Researchers Utilize GPT-4 for Autonomous Website Hacking - Success Rate at 53%

Earlier this year, researchers discovered that OpenAI’s artificial intelligence GPT-4 could create exploits for vulnerabilities by analysing online information. Now, the team has used autonomous bot squads based on GPT-4 to successfully hack more than half of test websites – the bots were capable of self-coordination and creating additional bots when necessary.

Creating Zero-Day Vulnerability Exploits

The bots developed exploits for previously unknown zero-day vulnerabilities. In their previous work, researchers employed GPT-4 to take advantage of known vulnerabilities (CVE) for which fixes had not been released yet. They found that the neural network could create exploits for 87% of critical CVE vulnerabilities posing high risk. Researchers from the University of Illinois at Urbana-Champaign have now published the results of their new study where GPT-4 bots attempted to hack test sites by exploiting zero-day vulnerabilities.

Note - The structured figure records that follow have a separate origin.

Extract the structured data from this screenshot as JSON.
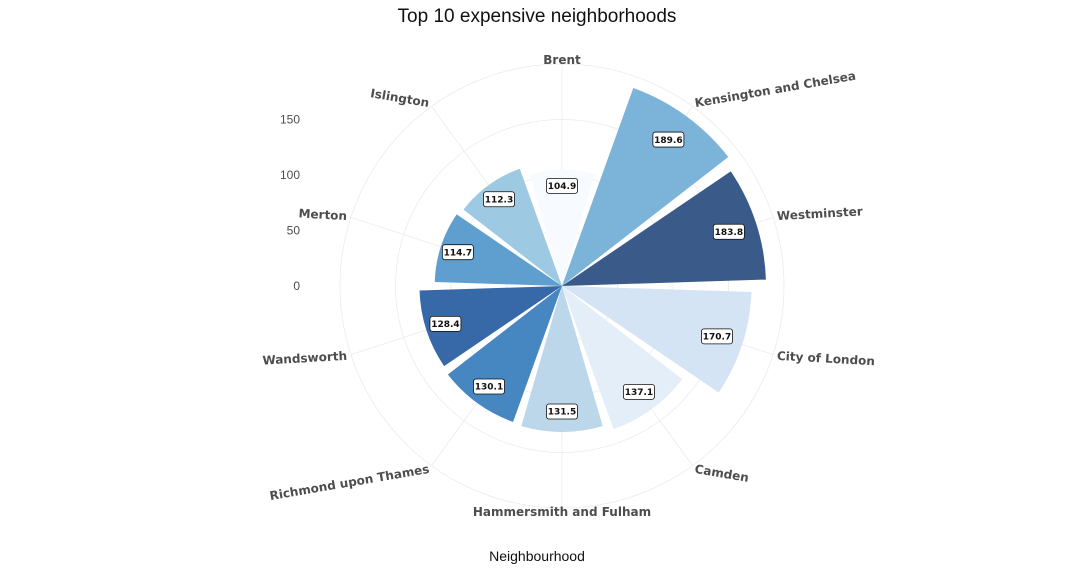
{
  "chart_data": {
    "type": "bar",
    "coord": "polar",
    "title": "Top 10 expensive neighborhoods",
    "xlabel": "Neighbourhood",
    "ylabel": "",
    "ylim": [
      0,
      200
    ],
    "yticks": [
      0,
      50,
      100,
      150
    ],
    "grid": true,
    "legend": "none",
    "categories": [
      "Brent",
      "Kensington and Chelsea",
      "Westminster",
      "City of London",
      "Camden",
      "Hammersmith and Fulham",
      "Richmond upon Thames",
      "Wandsworth",
      "Merton",
      "Islington"
    ],
    "values": [
      104.9,
      189.6,
      183.8,
      170.7,
      137.1,
      131.5,
      130.1,
      128.4,
      114.7,
      112.3
    ],
    "value_labels": [
      "104.9",
      "189.6",
      "183.8",
      "170.7",
      "137.1",
      "131.5",
      "130.1",
      "128.4",
      "114.7",
      "112.3"
    ],
    "colors": [
      "#f7fbff",
      "#7bb3d9",
      "#3a5a8a",
      "#d4e4f4",
      "#e3eef9",
      "#bcd7ea",
      "#4686c1",
      "#3769a9",
      "#5e9fd0",
      "#9dc9e2"
    ]
  }
}
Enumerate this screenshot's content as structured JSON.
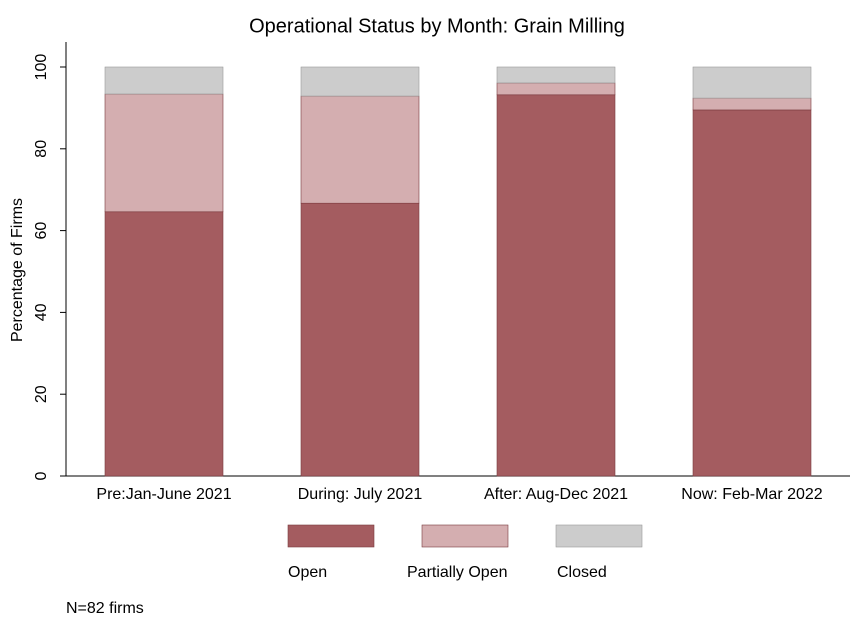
{
  "chart_data": {
    "type": "stacked_bar",
    "title": "Operational Status by Month: Grain Milling",
    "y_label": "Percentage of Firms",
    "note": "N=82 firms",
    "categories": [
      "Pre:Jan-June 2021",
      "During: July 2021",
      "After: Aug-Dec 2021",
      "Now: Feb-Mar 2022"
    ],
    "series": [
      {
        "name": "Open",
        "color": "#a45c60",
        "values": [
          64.6,
          66.7,
          93.2,
          89.5
        ]
      },
      {
        "name": "Partially Open",
        "color": "#d4aeb0",
        "values": [
          28.8,
          26.2,
          2.9,
          2.9
        ]
      },
      {
        "name": "Closed",
        "color": "#cccccc",
        "values": [
          6.6,
          7.1,
          3.9,
          7.6
        ]
      }
    ],
    "ylim": [
      0,
      100
    ],
    "yticks": [
      0,
      20,
      40,
      60,
      80,
      100
    ],
    "grid": false
  }
}
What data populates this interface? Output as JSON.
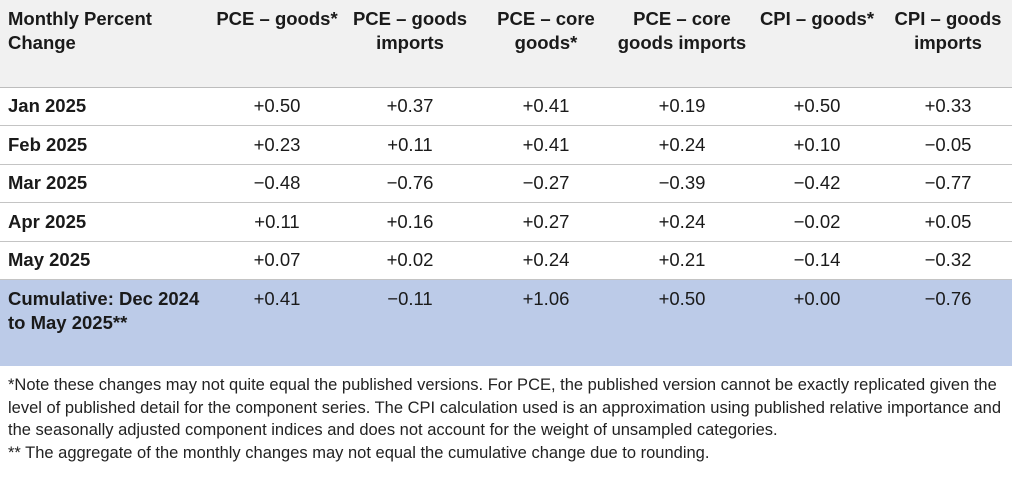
{
  "table": {
    "headers": [
      "Monthly Percent Change",
      "PCE – goods*",
      "PCE – goods imports",
      "PCE – core goods*",
      "PCE – core goods imports",
      "CPI – goods*",
      "CPI – goods imports"
    ],
    "rows": [
      {
        "label": "Jan 2025",
        "values": [
          "+0.50",
          "+0.37",
          "+0.41",
          "+0.19",
          "+0.50",
          "+0.33"
        ]
      },
      {
        "label": "Feb 2025",
        "values": [
          "+0.23",
          "+0.11",
          "+0.41",
          "+0.24",
          "+0.10",
          "−0.05"
        ]
      },
      {
        "label": "Mar 2025",
        "values": [
          "−0.48",
          "−0.76",
          "−0.27",
          "−0.39",
          "−0.42",
          "−0.77"
        ]
      },
      {
        "label": "Apr 2025",
        "values": [
          "+0.11",
          "+0.16",
          "+0.27",
          "+0.24",
          "−0.02",
          "+0.05"
        ]
      },
      {
        "label": "May 2025",
        "values": [
          "+0.07",
          "+0.02",
          "+0.24",
          "+0.21",
          "−0.14",
          "−0.32"
        ]
      }
    ],
    "cumulative": {
      "label": "Cumulative: Dec 2024 to May 2025**",
      "values": [
        "+0.41",
        "−0.11",
        "+1.06",
        "+0.50",
        "+0.00",
        "−0.76"
      ]
    }
  },
  "notes": {
    "note1": "*Note these changes may not quite equal the published versions. For PCE, the published version cannot be exactly replicated given the level of published detail for the component series. The CPI calculation used is an approximation using published relative importance and the seasonally adjusted component indices and does not account for the weight of unsampled categories.",
    "note2": "** The aggregate of the monthly changes may not equal the cumulative change due to rounding."
  },
  "colors": {
    "header_bg": "#f1f1f1",
    "cumulative_bg": "#bccbe8",
    "row_border": "#c4c4c4"
  }
}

Hierarchical Planning Method

Rather than utilising a single bot and overloading it with a multitude of complex tasks, the researchers used a group of autonomous, self-propagating agents based on a large language model (LLM). These agents employed a hierarchical planning method that assigned specific tasks to different bots. A key element in this system was the “planning agent”, which oversaw the entire operation and triggered multiple “sub-agents” to perform individual tasks. Just as a manager interacts with employees, the “planning agent” coordinated its actions with a “management agent”, which in turn delegated tasks to “expert sub-agents”, thus evenly distributing the workload.

Comparative Efficiency of the Approach

The investigators compared the effectiveness of this approach with 15 real vulnerabilities. The hierarchical planning method was found to be 550% more effective compared to how a single neural network-based bot handled similar vulnerabilities. The bot squad managed to take advantage of 8 out of 15 vulnerabilities, whereas a solitary bot could only create an exploit for three vulnerabilities.